Gorman & Co. has also had to navigate misconceptions and prejudice about affordable housing, which are finally starting to crumble as communities realize they need workforce housing. “I tell our folks, our core competence is navigating complex political and financial processes to achieve feasibility,” he says. “It’s never easy. We don’t do easy stuff.”

Gorman’s key to success is irrational persistence—he never quits. “You don’t have to be that smart. You don’t have to be charismatic,” he says. “You just have to keep coming back and back and back and back. You have to keep going through adversity.”

The end result, building and rehabilitating housing that positively affects communities, is profoundly rewarding, he adds. It’s also key to attracting and retaining talented people who appreciate the mission.

Gorman is nurturing future affordable housing leaders by giving back to the school where he earned both his undergraduate and law degrees. He donated $1 million to endow a graduate track in affordable housing and sustainable development at the University of Wisconsin, where he also teaches a popular course on affordable housing development.

“Gary has already touched the lives of scores of undergraduate and graduate college students, with the numbers surely growing to the many hundreds if not thousands by the time he is finished,” says Tim Riddiough, a real estate and urban land economics professor at the University of Wisconsin.

In 2018, Gorman stepped down as president and CEO to become chairman of Gorman & Co.’s board of directors and created an employee stock purchase plan.
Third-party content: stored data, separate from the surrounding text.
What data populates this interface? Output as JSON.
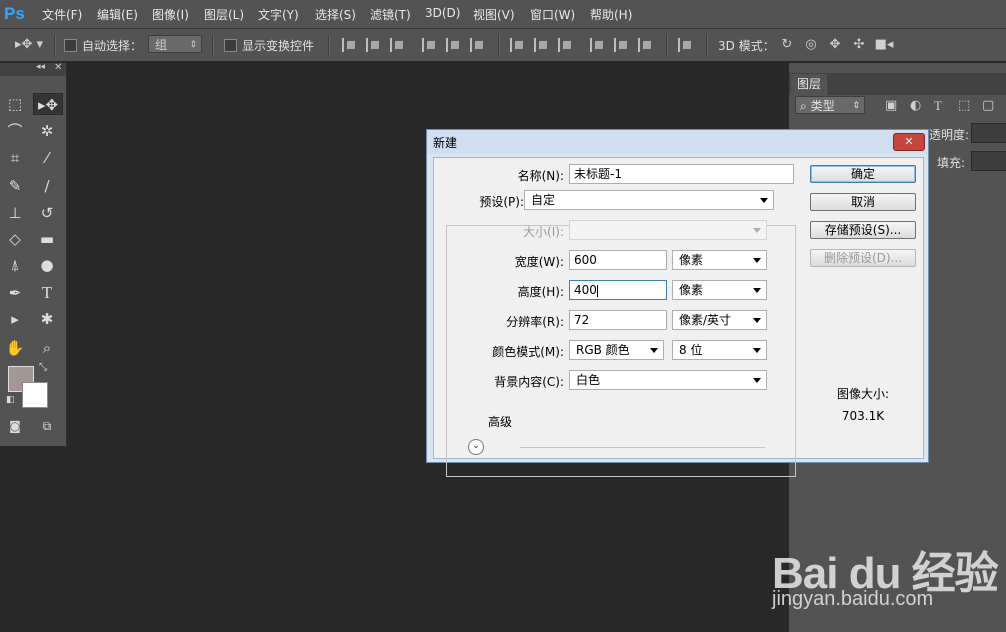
{
  "app": {
    "logo": "Ps"
  },
  "menu": [
    "文件(F)",
    "编辑(E)",
    "图像(I)",
    "图层(L)",
    "文字(Y)",
    "选择(S)",
    "滤镜(T)",
    "3D(D)",
    "视图(V)",
    "窗口(W)",
    "帮助(H)"
  ],
  "options_bar": {
    "auto_select_label": "自动选择：",
    "auto_select_value": "组",
    "show_transform_label": "显示变换控件",
    "mode_3d_label": "3D 模式："
  },
  "layers_panel": {
    "tab_label": "图层",
    "filter_label": "类型",
    "opacity_label": "透明度:",
    "fill_label": "填充:"
  },
  "dialog": {
    "title": "新建",
    "close_label": "✕",
    "name_label": "名称(N):",
    "name_value": "未标题-1",
    "preset_label": "预设(P):",
    "preset_value": "自定",
    "size_label": "大小(I):",
    "size_value": "",
    "width_label": "宽度(W):",
    "width_value": "600",
    "width_unit": "像素",
    "height_label": "高度(H):",
    "height_value": "400",
    "height_unit": "像素",
    "resolution_label": "分辨率(R):",
    "resolution_value": "72",
    "resolution_unit": "像素/英寸",
    "color_mode_label": "颜色模式(M):",
    "color_mode_value": "RGB 颜色",
    "bit_depth_value": "8 位",
    "bg_contents_label": "背景内容(C):",
    "bg_contents_value": "白色",
    "advanced_label": "高级",
    "ok_label": "确定",
    "cancel_label": "取消",
    "save_preset_label": "存储预设(S)...",
    "delete_preset_label": "删除预设(D)...",
    "image_size_label": "图像大小:",
    "image_size_value": "703.1K"
  },
  "colors": {
    "foreground": "#a39794",
    "background": "#ffffff",
    "accent": "#31a8ff"
  },
  "icons": [
    "move-icon",
    "marquee-icon",
    "lasso-icon",
    "magic-wand-icon",
    "crop-icon",
    "eyedropper-icon",
    "healing-brush-icon",
    "brush-icon",
    "stamp-icon",
    "history-brush-icon",
    "eraser-icon",
    "gradient-icon",
    "blur-icon",
    "dodge-icon",
    "pen-icon",
    "type-icon",
    "path-select-icon",
    "shape-icon",
    "hand-icon",
    "zoom-icon"
  ],
  "watermark": {
    "logo": "Bai du 经验",
    "url": "jingyan.baidu.com"
  }
}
Forty percent of the firm is owned by 28 senior employees, and 60% is owned by a family trust, which is instructed not to sell the company unless there are extreme circumstances.

Meanwhile, he has no intention of walking away from the company he built.

“I’m a lousy golfer,” he says. “If I sat on the beach for more than an hour, I’d shoot myself. My buddies and my wife tell me I’m failing miserably at retirement.”